The interaction with the gut commensal microbiota is now the primary study area for NOD2 in cancer. According to several studies, NOD2 worked in concert with gut bacteria or bacterial components such as SagA and T-MPs to increase the effectiveness of PD-L1 in cancer immunotherapy [39]. However, another team discovered that NOD2 inhibition will increase the chemotherapeutic sensitivity of lung cancer metastases through inhibition of NOD2 alone had little effect on suppressing tumor development 48. Furthermore, the intestinal barrier was not affected by the experimental stimulation in their study, suggesting that there is a lack of interaction between intestinal bacteria and NOD2 further dampens NOD2 capacity of suppressing cancer proliferation and attributing to decreased chemotherapy sensitivity.

Similar findings have been shown in HCC research where NOD2 inhibited the spontaneous HCC when the interaction between NOD2 and tumor microenvironment including tissue microbiome was intact [42, 43]. It is reported that NOD2 limited microbes-mediated immunomodulator in CTX-treated cancer; however, they only showed apoptosis data instead of tumor data in NOD2 knockout mice treated with bacterial oral gavage, which lack the direct evidence to show that NOD2 is a checkpoint for CTX therapy [38].

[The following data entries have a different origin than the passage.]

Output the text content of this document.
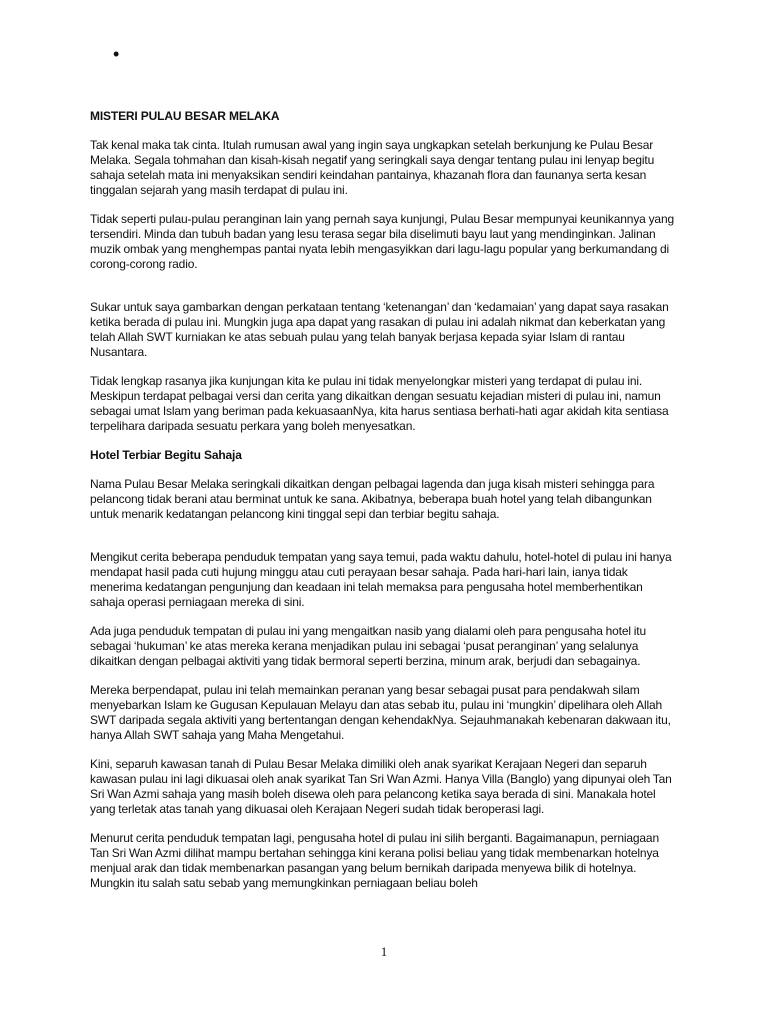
•

MISTERI PULAU BESAR MELAKA

Tak kenal maka tak cinta. Itulah rumusan awal yang ingin saya ungkapkan setelah berkunjung ke Pulau Besar Melaka. Segala tohmahan dan kisah-kisah negatif yang seringkali saya dengar tentang pulau ini lenyap begitu sahaja setelah mata ini menyaksikan sendiri keindahan pantainya, khazanah flora dan faunanya serta kesan tinggalan sejarah yang masih terdapat di pulau ini.

Tidak seperti pulau-pulau peranginan lain yang pernah saya kunjungi, Pulau Besar mempunyai keunikannya yang tersendiri. Minda dan tubuh badan yang lesu terasa segar bila diselimuti bayu laut yang mendinginkan. Jalinan muzik ombak yang menghempas pantai nyata lebih mengasyikkan dari lagu-lagu popular yang berkumandang di corong-corong radio.

Sukar untuk saya gambarkan dengan perkataan tentang ‘ketenangan’ dan ‘kedamaian’ yang dapat saya rasakan ketika berada di pulau ini. Mungkin juga apa dapat yang rasakan di pulau ini adalah nikmat dan keberkatan yang telah Allah SWT kurniakan ke atas sebuah pulau yang telah banyak berjasa kepada syiar Islam di rantau Nusantara.

Tidak lengkap rasanya jika kunjungan kita ke pulau ini tidak menyelongkar misteri yang terdapat di pulau ini. Meskipun terdapat pelbagai versi dan cerita yang dikaitkan dengan sesuatu kejadian misteri di pulau ini, namun sebagai umat Islam yang beriman pada kekuasaanNya, kita harus sentiasa berhati-hati agar akidah kita sentiasa terpelihara daripada sesuatu perkara yang boleh menyesatkan.

Hotel Terbiar Begitu Sahaja

Nama Pulau Besar Melaka seringkali dikaitkan dengan pelbagai lagenda dan juga kisah misteri sehingga para pelancong tidak berani atau berminat untuk ke sana. Akibatnya, beberapa buah hotel yang telah dibangunkan untuk menarik kedatangan pelancong kini tinggal sepi dan terbiar begitu sahaja.

Mengikut cerita beberapa penduduk tempatan yang saya temui, pada waktu dahulu, hotel-hotel di pulau ini hanya mendapat hasil pada cuti hujung minggu atau cuti perayaan besar sahaja. Pada hari-hari lain, ianya tidak menerima kedatangan pengunjung dan keadaan ini telah memaksa para pengusaha hotel memberhentikan sahaja operasi perniagaan mereka di sini.

Ada juga penduduk tempatan di pulau ini yang mengaitkan nasib yang dialami oleh para pengusaha hotel itu sebagai ‘hukuman’ ke atas mereka kerana menjadikan pulau ini sebagai ‘pusat peranginan’ yang selalunya dikaitkan dengan pelbagai aktiviti yang tidak bermoral seperti berzina, minum arak, berjudi dan sebagainya.

Mereka berpendapat, pulau ini telah memainkan peranan yang besar sebagai pusat para pendakwah silam menyebarkan Islam ke Gugusan Kepulauan Melayu dan atas sebab itu, pulau ini ‘mungkin’ dipelihara oleh Allah SWT daripada segala aktiviti yang bertentangan dengan kehendakNya. Sejauhmanakah kebenaran dakwaan itu, hanya Allah SWT sahaja yang Maha Mengetahui.

Kini, separuh kawasan tanah di Pulau Besar Melaka dimiliki oleh anak syarikat Kerajaan Negeri dan separuh kawasan pulau ini lagi dikuasai oleh anak syarikat Tan Sri Wan Azmi. Hanya Villa (Banglo) yang dipunyai oleh Tan Sri Wan Azmi sahaja yang masih boleh disewa oleh para pelancong ketika saya berada di sini. Manakala hotel yang terletak atas tanah yang dikuasai oleh Kerajaan Negeri sudah tidak beroperasi lagi.

Menurut cerita penduduk tempatan lagi, pengusaha hotel di pulau ini silih berganti. Bagaimanapun, perniagaan Tan Sri Wan Azmi dilihat mampu bertahan sehingga kini kerana polisi beliau yang tidak membenarkan hotelnya menjual arak dan tidak membenarkan pasangan yang belum bernikah daripada menyewa bilik di hotelnya. Mungkin itu salah satu sebab yang memungkinkan perniagaan beliau boleh

1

Taken together, NOD1 and NOD2 could be potential therapeutic targets for cancer with further investigation into their mechanism in different types of cancers.

5. Conclusions

NOD1 and NOD2 are PRR members that play an important role in immune homeostasis. Numerous studies have recently revealed that NOD1 and NOD2 have a close relationship with a variety of cancers via controlling proliferation, altering immunosurveillance, and interacting with tissue bacteria, including intestinal commensal intestinal microflora. Moreover, additional research into the mechanisms of NOD1 and NOD2 in cancers would shed light on the innate immunity-cancer relationship and provide intriguing targets for immunotherapy.